Propaganda & Mass Persuasion: Immigrants in WWI

Thursday, February 26, 2009

Immigrants in WWI

In chapter 6 of Stuart Ewen's book, PR! A Social History of Spin, he discusses the fear the American government, along with the general public, had with newly welcomed immigrants and who their allegiance stood with.

"Reflecting familiar patterns of xenophobia, there were also concerns about the loyalty of Ameirca's huge immigrant population." Beyond specific questions of German immigrants or of Irish Americans- who, on the whole, despised America's ally, the British- the dreadful reality of many immigrants' lives in America could not help but throw the allegiances of the foreign-born into question." (Ewen pg 105)

During WWI many Americans feared spies and "German sympathizers". Newly welcomed immigrants of America were considered by many to be non-trustworthy. Americans were skeptical about who their allegiances were with.

When immigrants came to America they were often placed in slums and found it hard to succeed in the "Land of Opportunity". The head of the CPI, George Creel, explained this best when he said, "We let sharks prey on them, we let poverty swamp them, we did not teach them English." Being new to a country that places you in the slums of their ghettos can make a immigrant feel a sense of loyalty to their mother country.

I think around this time Americans really began to fear the immigrants and a great sense of natioanlism arose.
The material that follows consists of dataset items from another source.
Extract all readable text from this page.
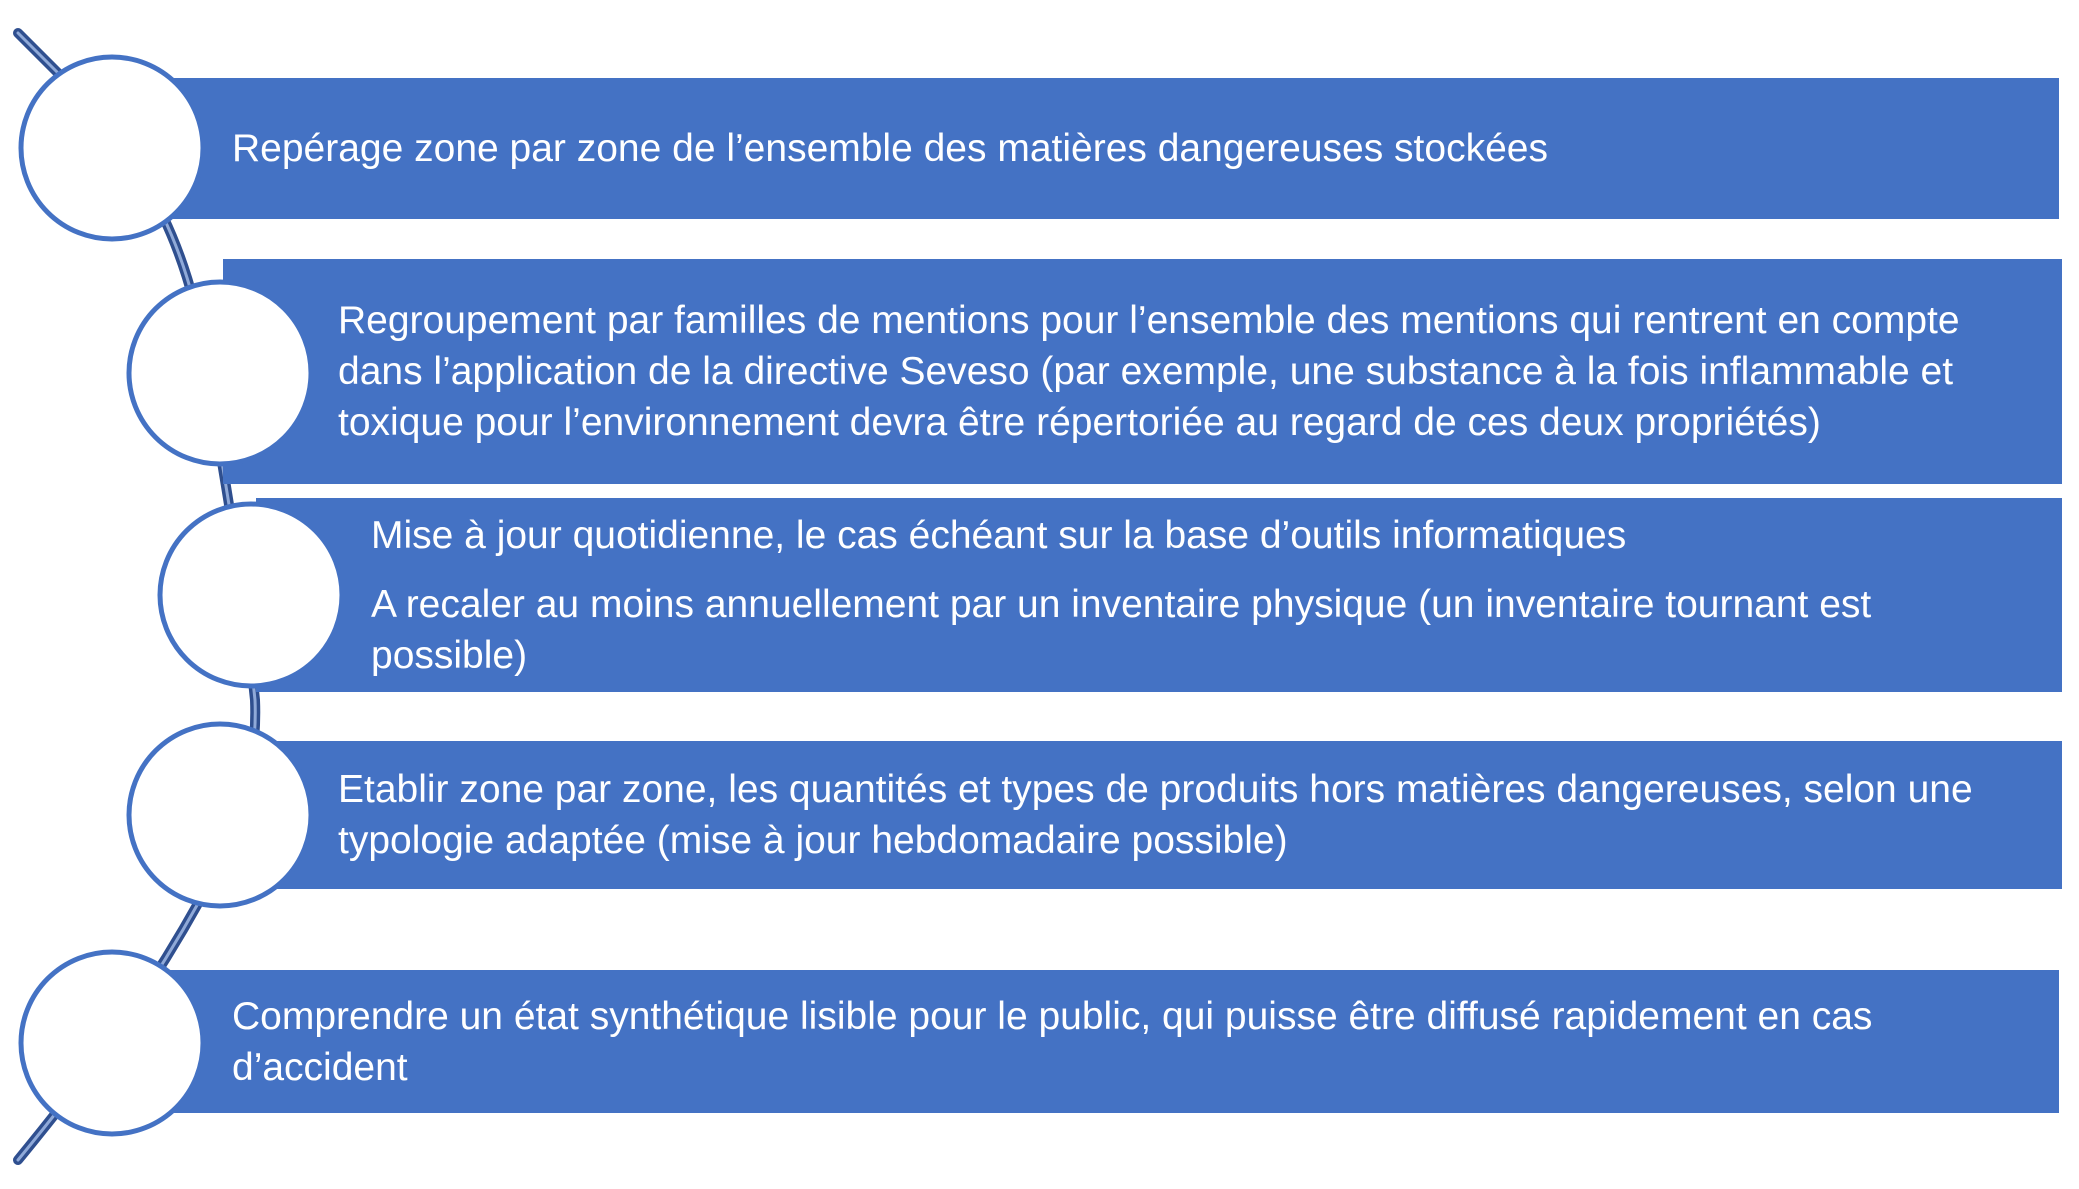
Repérage zone par zone de l’ensemble des matières dangereuses stockées

Regroupement par familles de mentions pour l’ensemble des mentions qui rentrent en compte dans l’application de la directive Seveso (par exemple, une substance à la fois inflammable et toxique pour l’environnement devra être répertoriée au regard de ces deux propriétés)

Mise à jour quotidienne, le cas échéant sur la base d’outils informatiques

A recaler au moins annuellement par un inventaire physique (un inventaire tournant est possible)

Etablir zone par zone, les quantités et types de produits hors matières dangereuses, selon une typologie adaptée (mise à jour hebdomadaire possible)

Comprendre un état synthétique lisible pour le public, qui puisse être diffusé rapidement en cas d’accident
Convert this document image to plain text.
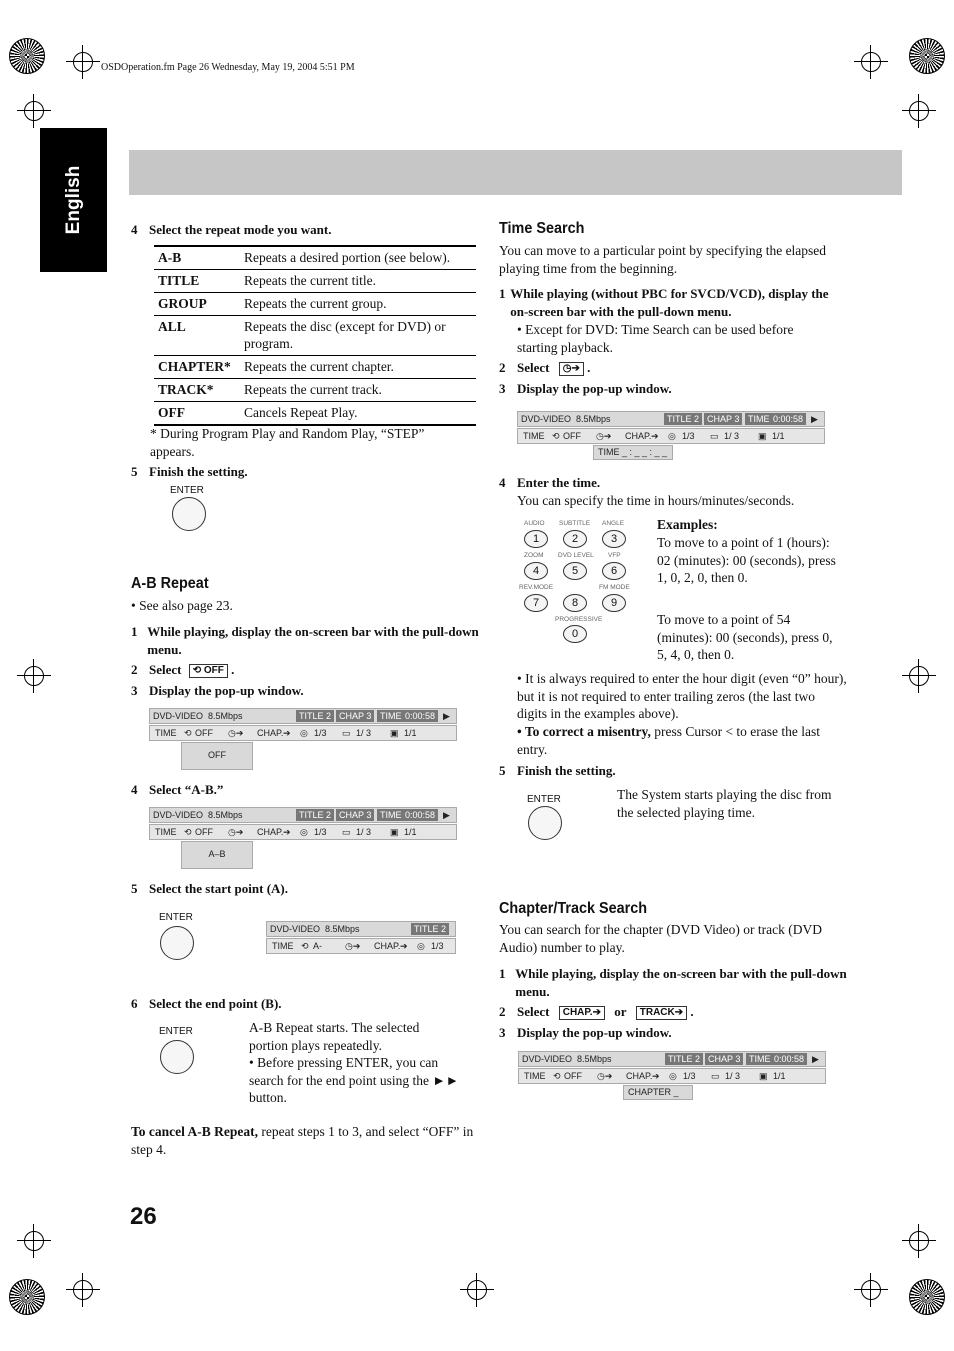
OSDOperation.fm Page 26 Wednesday, May 19, 2004 5:51 PM
English	4 Select the repeat mode you want.
A-B	Repeats a desired portion (see below).
TITLE	Repeats the current title.
GROUP	Repeats the current group.
ALL	Repeats the disc (except for DVD) or program.
CHAPTER*	Repeats the current chapter.
TRACK*	Repeats the current track.
OFF	Cancels Repeat Play.
* During Program Play and Random Play, “STEP” appears.
5 Finish the setting.
ENTER
A-B Repeat
• See also page 23.
1 While playing, display the on-screen bar with the pull-down menu.
2 Select ⟲ OFF .
3 Display the pop-up window.
DVD-VIDEO 8.5Mbps	TITLE 2 CHAP 3 TIME 0:00:58 ▶
TIME ⟲ OFF ◷➔ CHAP. ➔ ◎ 1/3 ▭ 1/ 3 ▣ 1/1
OFF
4 Select “A-B.”
DVD-VIDEO 8.5Mbps	TITLE 2 CHAP 3 TIME 0:00:58 ▶
TIME ⟲ OFF ◷➔ CHAP. ➔ ◎ 1/3 ▭ 1/ 3 ▣ 1/1
A–B
5 Select the start point (A).
ENTER
DVD-VIDEO 8.5Mbps	TITLE 2
TIME ⟲ A-	◷➔ CHAP. ➔ ◎ 1/3
6 Select the end point (B).
ENTER	A-B Repeat starts. The selected portion plays repeatedly.
• Before pressing ENTER, you can search for the end point using the ►► button.
To cancel A-B Repeat, repeat steps 1 to 3, and select “OFF” in step 4.
26
Time Search
You can move to a particular point by specifying the elapsed playing time from the beginning.
1 While playing (without PBC for SVCD/VCD), display the on-screen bar with the pull-down menu.
• Except for DVD: Time Search can be used before starting playback.
2 Select ◷➔ .
3 Display the pop-up window.
DVD-VIDEO 8.5Mbps	TITLE 2 CHAP 3 TIME 0:00:58 ▶
TIME ⟲ OFF ◷➔ CHAP. ➔ ◎ 1/3 ▭ 1/ 3 ▣ 1/1
TIME _ : _ _ : _ _
4 Enter the time.
You can specify the time in hours/minutes/seconds.
AUDIO SUBTITLE ANGLE
1	2	3
ZOOM DVD LEVEL VFP
4	5	6
REV.MODE	FM MODE
7	8	9
PROGRESSIVE
0
Examples:
To move to a point of 1 (hours): 02 (minutes): 00 (seconds), press 1, 0, 2, 0, then 0.
To move to a point of 54 (minutes): 00 (seconds), press 0, 5, 4, 0, then 0.
• It is always required to enter the hour digit (even “0” hour), but it is not required to enter trailing zeros (the last two digits in the examples above).
• To correct a misentry, press Cursor < to erase the last entry.
5 Finish the setting.
ENTER	The System starts playing the disc from the selected playing time.
Chapter/Track Search
You can search for the chapter (DVD Video) or track (DVD Audio) number to play.
1 While playing, display the on-screen bar with the pull-down menu.
2 Select CHAP.➔ or TRACK➔ .
3 Display the pop-up window.
DVD-VIDEO 8.5Mbps	TITLE 2 CHAP 3 TIME 0:00:58 ▶
TIME ⟲ OFF ◷➔ CHAP. ➔ ◎ 1/3 ▭ 1/ 3 ▣ 1/1
CHAPTER _
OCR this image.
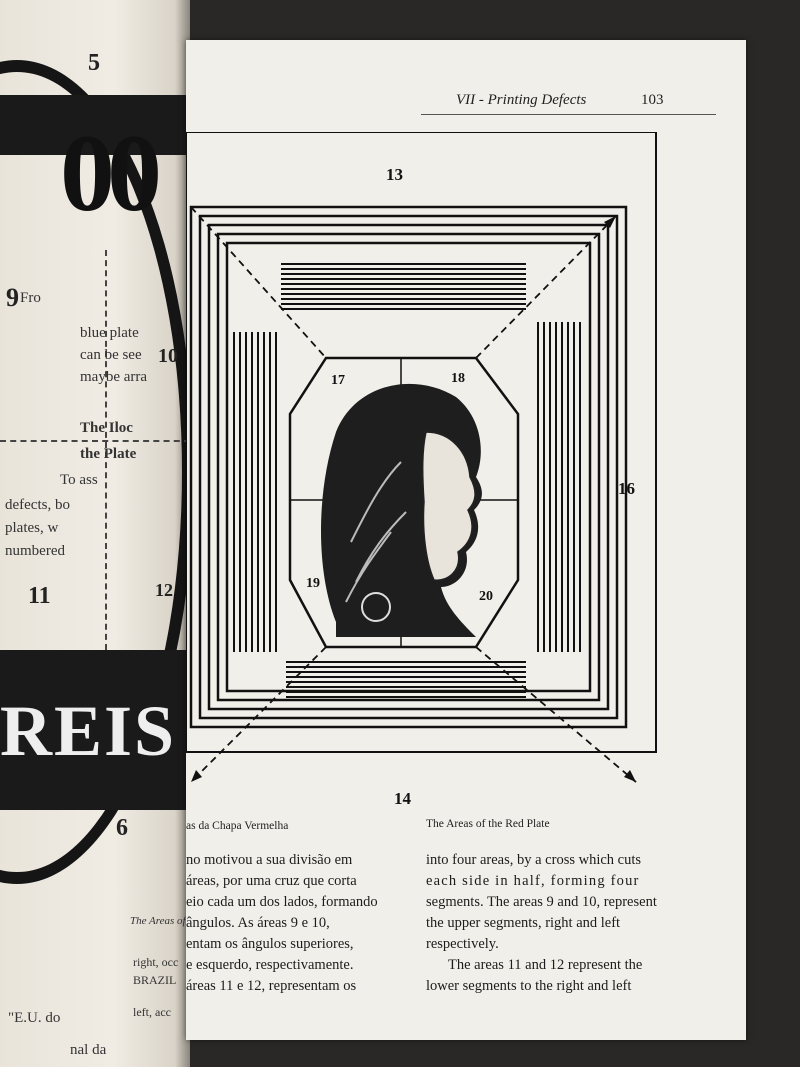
00
REIS
5
9
10
11	12
6
Fro
blue plate
can be see
maybe arra
The Iloc
the Plate
To ass
defects, bo
plates, w
numbered
"E.U. do
right, occ
BRAZIL
left, acc
nal da
The Areas of
VII - Printing Defects	103
13
14
16
17	18
19
20
as da Chapa Vermelha	The Areas of the Red Plate
no motivou a sua divisão em
áreas, por uma cruz que corta
eio cada um dos lados, formando
ângulos. As áreas 9 e 10,
entam os ângulos superiores,
e esquerdo, respectivamente.
áreas 11 e 12, representam os
into four areas, by a cross which cuts
each side in half, forming four
segments. The areas 9 and 10, represent
the upper segments, right and left
respectively.
The areas 11 and 12 represent the
lower segments to the right and left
The African-Americans during this time now had new friends to join them in being the "black sheep" of America. Americans have a great history of fearing the unknown, or ones they choose not to want to know.

1 Comments:

Blogger A. Mattson said...

Good discussion.

Creel and the CPI's campaign of Americanization served the war effort. It also addressed the issue of loyalty and anti-immigrant sentiment. Americanization offered immigrants a deal citizenship in exchange for service to the war effort. Wartime propaganda was full of American ideals about equality and citizenship. Was it false advertising?